Two engineering alumni named to ‘Forbes’ 30 Under 30 list
Two Vanderbilt School of Engineering graduates — the co-founder of an alternative energy company and the co-inventor of a portable exoskeleton that helps paraplegics to walk — are among five Vanderbilt alumni who have been named to Forbes magazine’s 30 Under 30.
The third annual list recognizes rising stars across the fields of energy, education, entertainment, marketing and more.
Forbes editors and reporters worked with panels of expert judges to choose the brightest stars under the age of 30 in each of 15 categories. “These founders and funders, brand builders and do-gooders aren’t waiting for a proper bump up the career ladder,” according to the magazine. “Their goals are way bigger—and perfectly suited to the dynamic, entrepreneurial and impatient digital world they grew up in.”
Miles Barr, 29, is the co-founder of Ubiquitous Energy, which creates a transparent coating that converts light into electricity.

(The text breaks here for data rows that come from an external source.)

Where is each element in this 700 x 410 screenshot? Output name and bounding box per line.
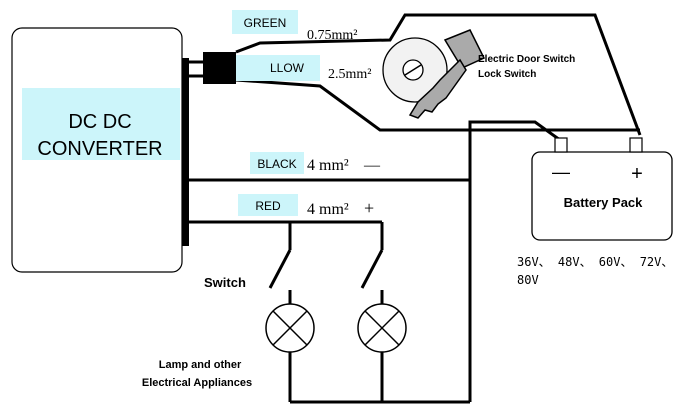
converter-terminal-bar bbox=[182, 58, 189, 246]
battery-label: Battery Pack bbox=[564, 195, 644, 210]
switch-2-blade bbox=[360, 249, 384, 289]
black-wire-label: BLACK bbox=[257, 157, 296, 171]
red-wire-label: RED bbox=[255, 199, 281, 213]
yellow-wire bbox=[235, 78, 640, 132]
black-wire-spec: 4 mm² bbox=[307, 157, 349, 174]
lock-switch-icon bbox=[382, 37, 448, 103]
black-wire-sign: — bbox=[363, 157, 381, 174]
battery-negative-terminal bbox=[554, 137, 568, 153]
yellow-wire-spec: 2.5mm² bbox=[328, 67, 371, 82]
converter-label-bg bbox=[22, 88, 180, 160]
battery-plus-sign: + bbox=[631, 163, 643, 185]
appliance-label-line1: Lamp and other bbox=[159, 359, 242, 371]
black-label-bg bbox=[250, 152, 304, 174]
wire-connector bbox=[203, 52, 236, 84]
lamp-1-icon bbox=[265, 303, 315, 353]
lock-label-line2: Lock Switch bbox=[478, 69, 536, 80]
battery-voltage-line1: 36V、 48V、 60V、 72V、 bbox=[517, 255, 673, 269]
lamp-2-icon bbox=[357, 303, 407, 353]
converter-title-line2: CONVERTER bbox=[37, 138, 162, 160]
battery-box bbox=[531, 151, 673, 241]
switch-label: Switch bbox=[204, 275, 246, 290]
green-wire-spec: 0.75mm² bbox=[307, 28, 357, 43]
red-label-bg bbox=[238, 194, 298, 216]
yellow-label-bg bbox=[236, 55, 320, 81]
red-wire-sign: + bbox=[364, 198, 374, 218]
red-wire-spec: 4 mm² bbox=[307, 201, 349, 218]
green-wire-label: GREEN bbox=[244, 16, 287, 30]
switch-1-blade bbox=[268, 249, 292, 289]
battery-voltage-line2: 80V bbox=[517, 273, 539, 287]
converter-title-line1: DC DC bbox=[68, 111, 131, 133]
negative-bus-wire bbox=[468, 120, 561, 402]
yellow-wire-label: LLOW bbox=[270, 61, 305, 75]
lock-label-line1: Electric Door Switch bbox=[478, 54, 575, 65]
battery-minus-sign: — bbox=[552, 162, 570, 182]
green-label-bg bbox=[232, 10, 298, 34]
green-wire bbox=[235, 13, 642, 136]
key-icon bbox=[408, 29, 486, 119]
appliance-label-line2: Electrical Appliances bbox=[142, 377, 252, 389]
battery-positive-terminal bbox=[629, 137, 643, 153]
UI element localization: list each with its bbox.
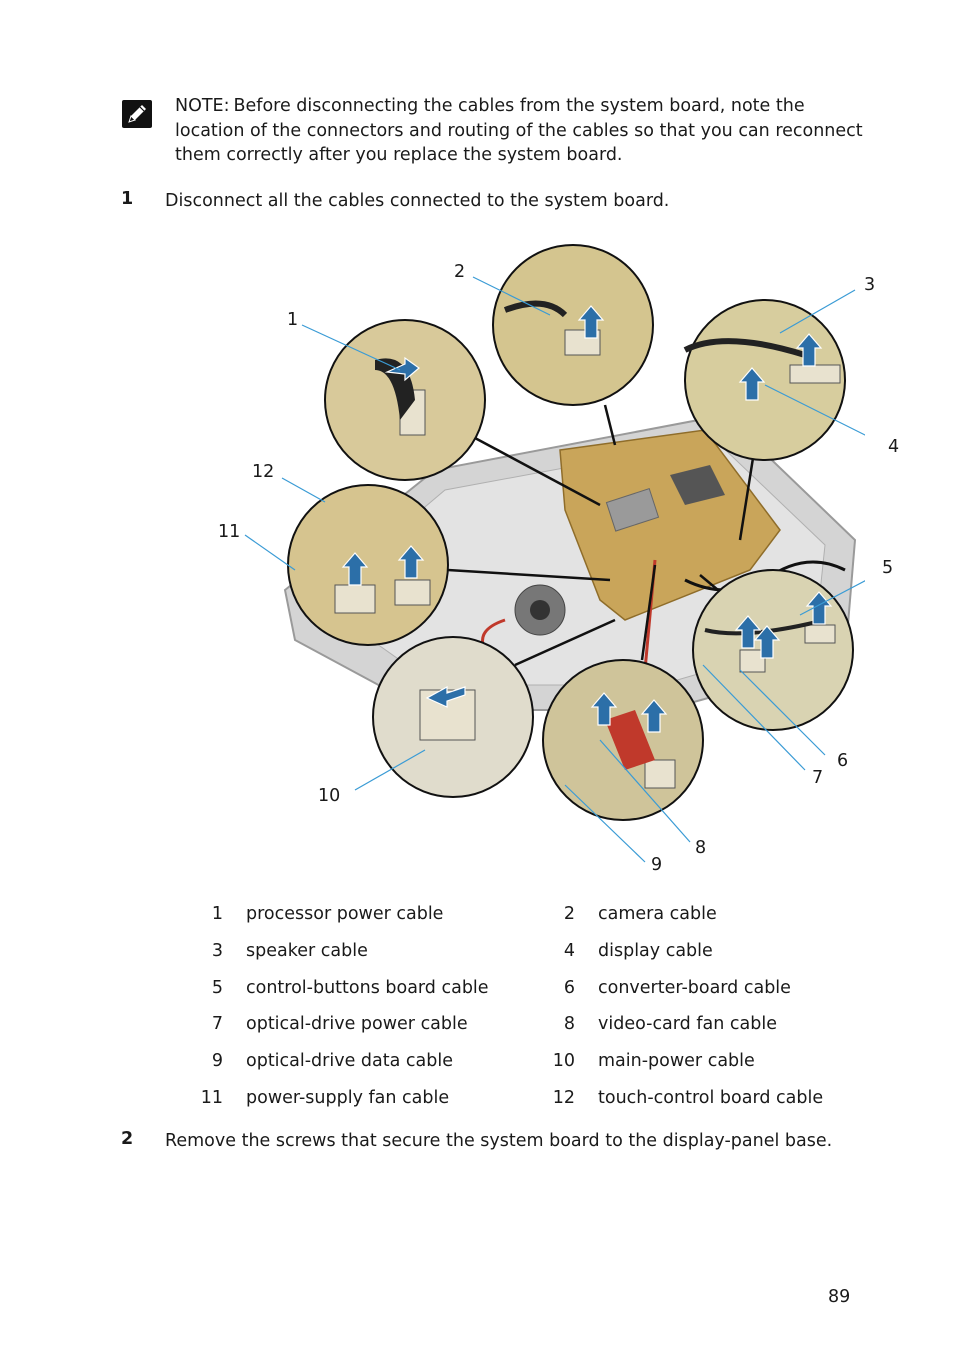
legend-number: 12 [552, 1087, 575, 1108]
callout-2: 2 [454, 262, 466, 282]
legend-number: 11 [200, 1087, 223, 1108]
legend-number: 6 [563, 977, 575, 998]
note-text: NOTE:Before disconnecting the cables fro… [175, 94, 875, 168]
legend-row: 11 power-supply fan cable 12 touch-contr… [198, 1084, 878, 1121]
legend-number: 4 [563, 940, 575, 961]
callout-6: 6 [837, 751, 849, 771]
legend-label: optical-drive power cable [246, 1014, 468, 1035]
legend-number: 9 [211, 1051, 223, 1072]
legend-row: 3 speaker cable 4 display cable [198, 937, 878, 974]
legend-number: 5 [211, 977, 223, 998]
callout-4: 4 [888, 437, 900, 457]
legend-number: 7 [211, 1014, 223, 1035]
legend-number: 2 [563, 904, 575, 924]
system-board-cables-figure: 1 2 3 4 5 6 7 8 9 10 11 12 [205, 240, 899, 890]
page-number: 89 [828, 1287, 851, 1307]
note-pencil-icon [122, 100, 152, 128]
step-2-text: Remove the screws that secure the system… [165, 1131, 833, 1151]
figure-illustration [244, 244, 877, 863]
legend-label: power-supply fan cable [246, 1087, 450, 1108]
legend-label: main-power cable [598, 1051, 755, 1072]
legend-number: 1 [211, 904, 223, 924]
legend-label: converter-board cable [598, 977, 791, 998]
legend-label: display cable [598, 940, 713, 961]
legend-row: 7 optical-drive power cable 8 video-card… [198, 1010, 878, 1047]
legend-label: video-card fan cable [598, 1014, 777, 1035]
callout-8: 8 [695, 838, 707, 858]
callout-9: 9 [651, 855, 663, 875]
step-1-text: Disconnect all the cables connected to t… [165, 191, 670, 211]
legend-label: optical-drive data cable [246, 1051, 453, 1072]
note-body: Before disconnecting the cables from the… [175, 96, 863, 165]
callout-10: 10 [318, 786, 341, 806]
callout-11: 11 [218, 522, 241, 542]
legend-row: 5 control-buttons board cable 6 converte… [198, 974, 878, 1011]
callout-1: 1 [287, 310, 299, 330]
note-label: NOTE: [175, 96, 230, 116]
legend-label: touch-control board cable [598, 1087, 824, 1108]
legend-number: 3 [211, 940, 223, 961]
callout-5: 5 [882, 558, 894, 578]
legend-label: processor power cable [246, 904, 444, 924]
legend-row: 1 processor power cable 2 camera cable [198, 900, 878, 937]
callout-legend-table: 1 processor power cable 2 camera cable 3… [198, 900, 878, 1121]
legend-number: 8 [563, 1014, 575, 1035]
step-1-number: 1 [121, 189, 134, 209]
legend-label: control-buttons board cable [246, 977, 489, 998]
legend-number: 10 [552, 1051, 575, 1072]
legend-row: 9 optical-drive data cable 10 main-power… [198, 1047, 878, 1084]
step-2-number: 2 [121, 1129, 134, 1149]
callout-3: 3 [864, 275, 876, 295]
legend-label: camera cable [598, 904, 717, 924]
callout-12: 12 [252, 462, 275, 482]
legend-label: speaker cable [246, 940, 368, 961]
callout-7: 7 [812, 768, 824, 788]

Barr’s invention allows any surface to become an energy producer without impacting its appearance. According to Forbes, “This means one day soon, your smartphone could charge itself with just a little bit of light.” Barr majored in chemical engineering, mathematics and music, and received a bachelor of engineering degree from Vanderbilt in 2006.

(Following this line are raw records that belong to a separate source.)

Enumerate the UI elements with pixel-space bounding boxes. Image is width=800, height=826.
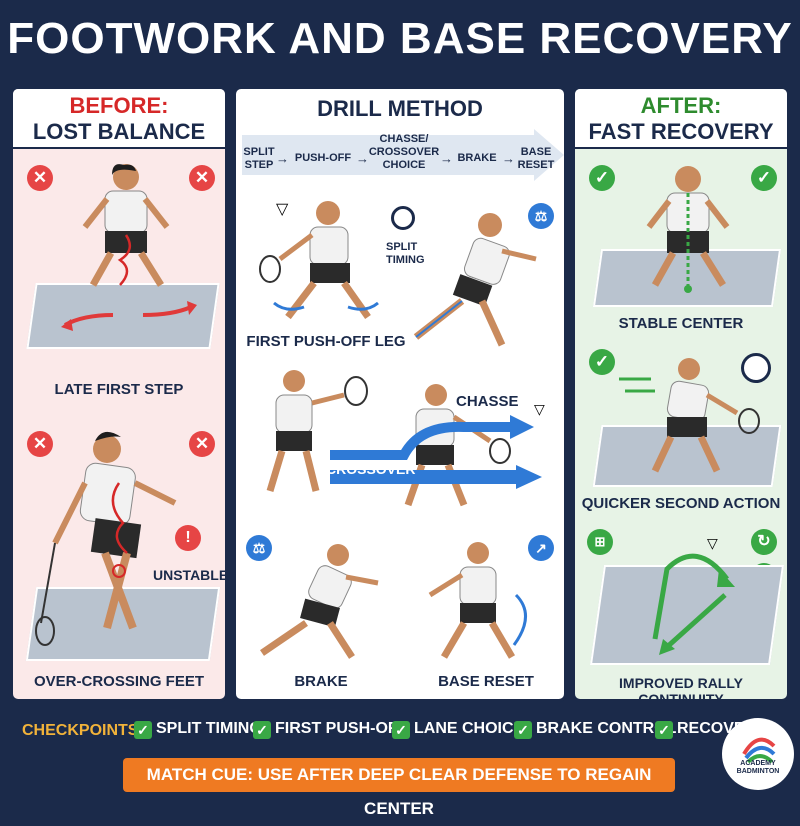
drill-steps-arrow <box>242 129 564 181</box>
checkpoint-label: FIRST PUSH-OFF <box>275 720 408 737</box>
x-icon: ✕ <box>27 431 53 457</box>
checkpoints-label: CHECKPOINTS: <box>22 722 144 739</box>
stopwatch-icon <box>391 206 415 230</box>
arrow-right-icon: → <box>276 151 289 166</box>
after-panel: AFTER: FAST RECOVERY ✓ ✓ STABLE CENTER ✓… <box>572 86 790 702</box>
arrow-right-icon: → <box>440 151 453 166</box>
player-figure <box>35 431 177 646</box>
check-icon: ✓ <box>655 721 673 739</box>
footwork-icon: ↗ <box>528 535 554 561</box>
after-label: AFTER: <box>640 93 722 118</box>
step-chasse-crossover: CHASSE/ CROSSOVER CHOICE <box>368 133 440 171</box>
rally-arrows <box>652 553 735 655</box>
caption-quicker-second-action: QUICKER SECOND ACTION <box>581 495 781 512</box>
checkpoint-label: SPLIT TIMING <box>156 720 262 737</box>
drill-panel: DRILL METHOD SPLIT STEP → PUSH-OFF → CHA… <box>233 86 567 702</box>
arrow-right-icon: → <box>356 151 369 166</box>
stopwatch-icon <box>741 353 771 383</box>
shuttlecock-icon: ▽ <box>534 401 545 417</box>
caption-improved-rally-continuity: IMPROVED RALLY CONTINUITY <box>619 675 743 702</box>
before-subtitle: LOST BALANCE <box>32 119 206 144</box>
checkpoint-first-push-off: ✓FIRST PUSH-OFF <box>253 720 407 739</box>
before-label: BEFORE: <box>69 93 169 118</box>
after-header: AFTER: FAST RECOVERY <box>575 89 787 149</box>
drill-header: DRILL METHOD <box>236 89 564 129</box>
player-figure <box>619 358 760 473</box>
player-figure <box>260 544 379 659</box>
logo-line2: BADMINTON <box>736 768 780 775</box>
check-icon: ✓ <box>589 165 615 191</box>
caption-brake: BRAKE <box>294 673 348 690</box>
x-icon: ✕ <box>189 165 215 191</box>
strategy-icon: ⊞ <box>587 529 613 555</box>
caption-stable-center: STABLE CENTER <box>618 315 744 332</box>
player-figure <box>82 164 170 287</box>
checkpoint-label: BRAKE CONTROL <box>536 720 677 737</box>
x-icon: ✕ <box>189 431 215 457</box>
unstable-icon: ! <box>175 525 201 551</box>
check-icon: ✓ <box>589 349 615 375</box>
arrow-right-icon: → <box>502 151 515 166</box>
player-figure <box>428 542 527 659</box>
step-push-off: PUSH-OFF <box>294 152 352 164</box>
split-timing-label: SPLIT TIMING <box>386 241 425 266</box>
logo-emblem <box>742 737 776 764</box>
chasse-label: CHASSE <box>456 393 519 410</box>
shuttlecock-icon: ▽ <box>276 201 289 218</box>
checkpoint-brake-control: ✓BRAKE CONTROL <box>514 720 676 739</box>
page-title: FOOTWORK AND BASE RECOVERY <box>0 0 800 78</box>
check-icon: ✓ <box>392 721 410 739</box>
logo-line1: ACADEMY <box>740 760 776 767</box>
balance-scale-icon: ⚖ <box>528 203 554 229</box>
unstable-label: UNSTABLE <box>153 567 228 583</box>
shuttlecock-icon: ▽ <box>707 535 718 551</box>
check-icon: ✓ <box>253 721 271 739</box>
before-header: BEFORE: LOST BALANCE <box>13 89 225 149</box>
step-split-step: SPLIT STEP <box>243 146 275 171</box>
checkpoint-label: LANE CHOICE <box>414 720 525 737</box>
step-brake: BRAKE <box>457 152 497 164</box>
player-figure <box>413 213 537 347</box>
before-panel: BEFORE: LOST BALANCE ✕ ✕ LATE FIRST STEP… <box>10 86 228 702</box>
player-figure <box>646 166 730 293</box>
check-icon: ✓ <box>514 721 532 739</box>
caption-over-crossing-feet: OVER-CROSSING FEET <box>33 673 205 690</box>
match-cue-banner: MATCH CUE: USE AFTER DEEP CLEAR DEFENSE … <box>123 758 675 818</box>
balance-scale-icon: ⚖ <box>246 535 272 561</box>
refresh-icon: ↻ <box>751 529 777 555</box>
step-base-reset: BASE RESET <box>517 146 555 171</box>
checkpoint-split-timing: ✓SPLIT TIMING <box>134 720 262 739</box>
check-icon: ✓ <box>751 165 777 191</box>
player-figure <box>259 201 379 320</box>
crossover-label: CROSSOVER <box>326 461 416 477</box>
caption-base-reset: BASE RESET <box>438 673 534 690</box>
drill-title: DRILL METHOD <box>317 96 483 121</box>
check-icon: ✓ <box>134 721 152 739</box>
chasse-crossover-figures <box>266 370 542 507</box>
after-subtitle: FAST RECOVERY <box>588 119 774 144</box>
checkpoint-lane-choice: ✓LANE CHOICE <box>392 720 524 739</box>
caption-late-first-step: LATE FIRST STEP <box>54 381 184 398</box>
caption-first-push-off-leg: FIRST PUSH-OFF LEG <box>246 333 406 350</box>
x-icon: ✕ <box>27 165 53 191</box>
red-arrows <box>61 301 197 331</box>
checkpoints-bar: CHECKPOINTS: ✓SPLIT TIMING ✓FIRST PUSH-O… <box>0 708 800 818</box>
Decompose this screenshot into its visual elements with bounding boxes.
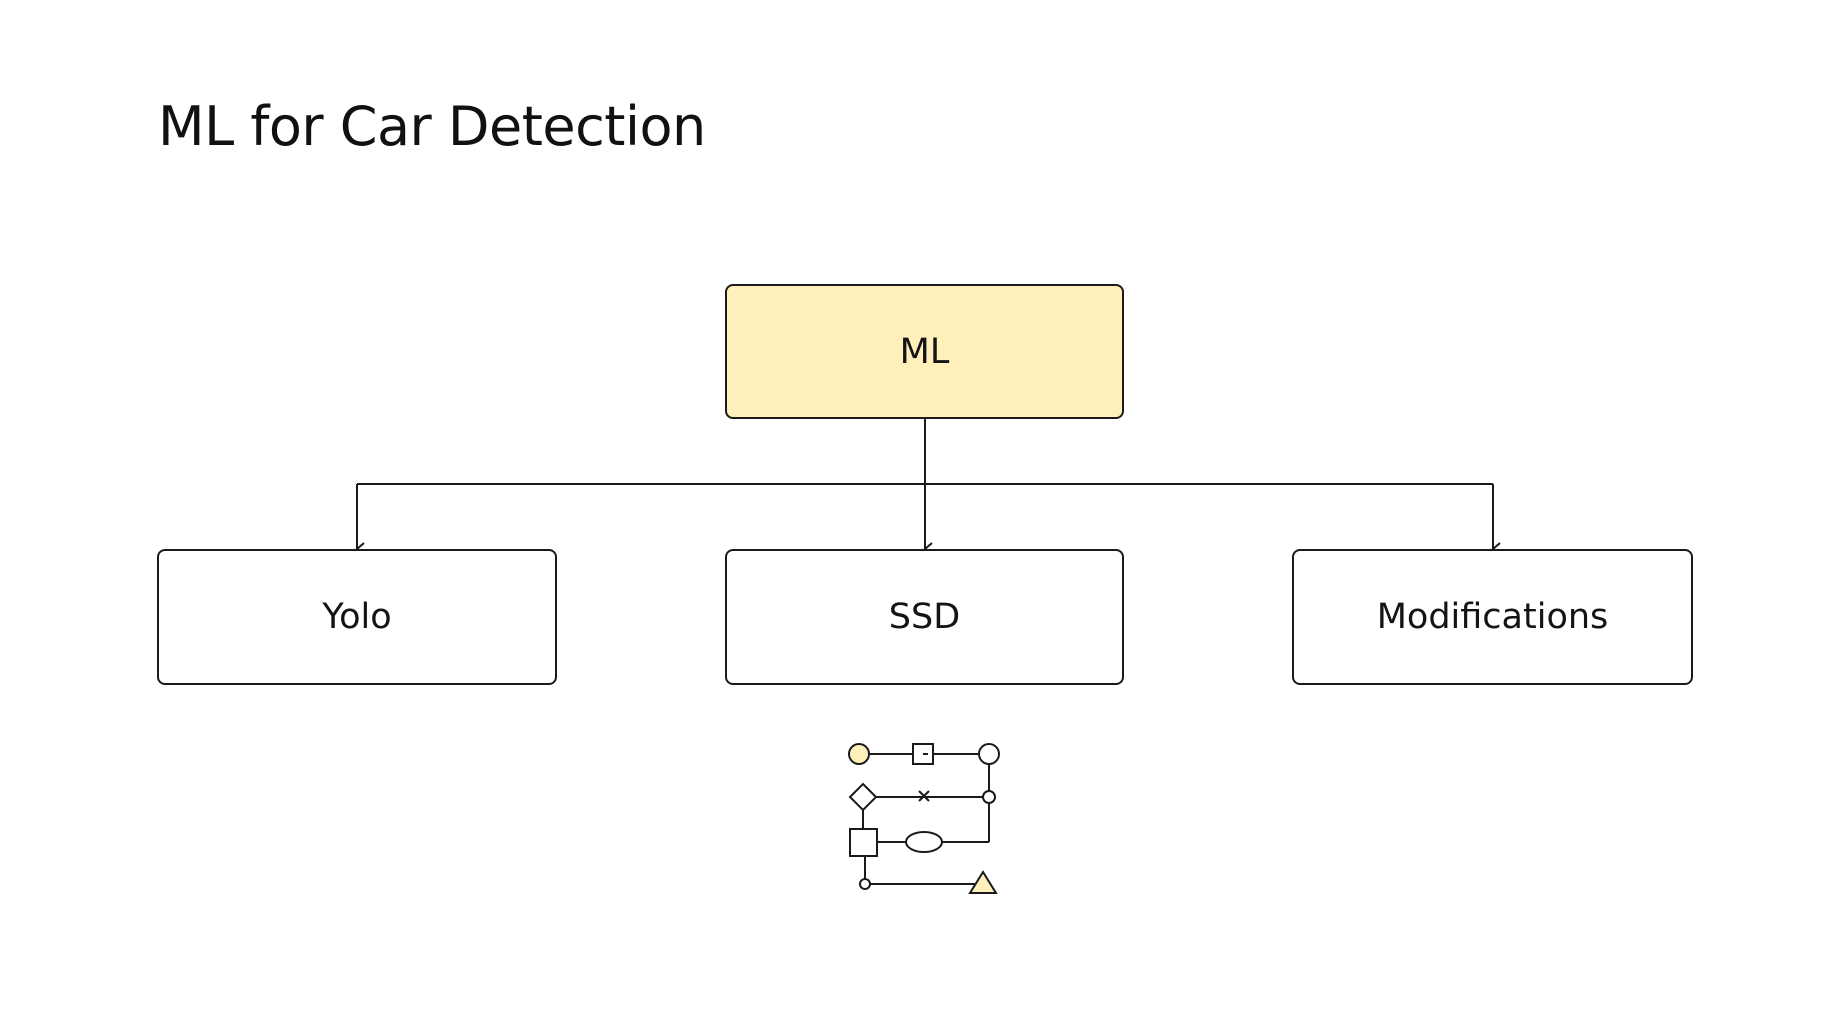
page-title: ML for Car Detection: [158, 95, 706, 158]
decision-diamond-shape: [848, 782, 878, 812]
end-circle-shape: [978, 743, 1000, 765]
node-ssd-label: SSD: [888, 597, 961, 637]
node-modifications-label: Modifications: [1376, 597, 1609, 637]
triangle-shape: [968, 870, 998, 894]
cross-mark-shape: [918, 790, 930, 802]
start-circle-shape: [848, 743, 870, 765]
junction-circle-shape: [982, 790, 996, 804]
block-square-shape: [849, 828, 878, 857]
node-ml-label: ML: [899, 331, 950, 372]
node-yolo-label: Yolo: [322, 597, 392, 637]
node-ml: ML: [725, 284, 1124, 419]
terminal-ellipse-shape: [905, 831, 943, 853]
connector-dot-shape: [859, 878, 871, 890]
node-ssd: SSD: [725, 549, 1124, 685]
node-yolo: Yolo: [157, 549, 557, 685]
node-modifications: Modifications: [1292, 549, 1693, 685]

Ryan Farris, 29, co-invented the first lightweight and portable exoskeleton along with Michael Goldfarb, H. Fort Flowers Professor of Mechanical Engineering at Vanderbilt. The pair’s Indego is an exoskeleton packed with sensors that allows paraplegics with severe spinal cord injuries to stand up and walk, as well as enhances rehabilitation for people who have suffered a stroke.
Farris now works as an engineering manager for the motion control technology company Parker Hannifin, which has licensed the technology and hopes to bring a mass-produced exoskeleton to rehab facilities and then to consumers in the next few years. Farris received a master of science degree in 2009 and a Ph.D. in 2012, in mechanical engineering both from Vanderbilt.
The other Vanderbilt alumni are Matthew Rubinger, 25, director of luxury accessories at Heritage Auctions; Zakiya Smith, 28, strategy director at the Lumina Foundation; and Danielle Snyder, 28, a jewelry designer and the founder with her sister Jodie, 31, of Dannijo.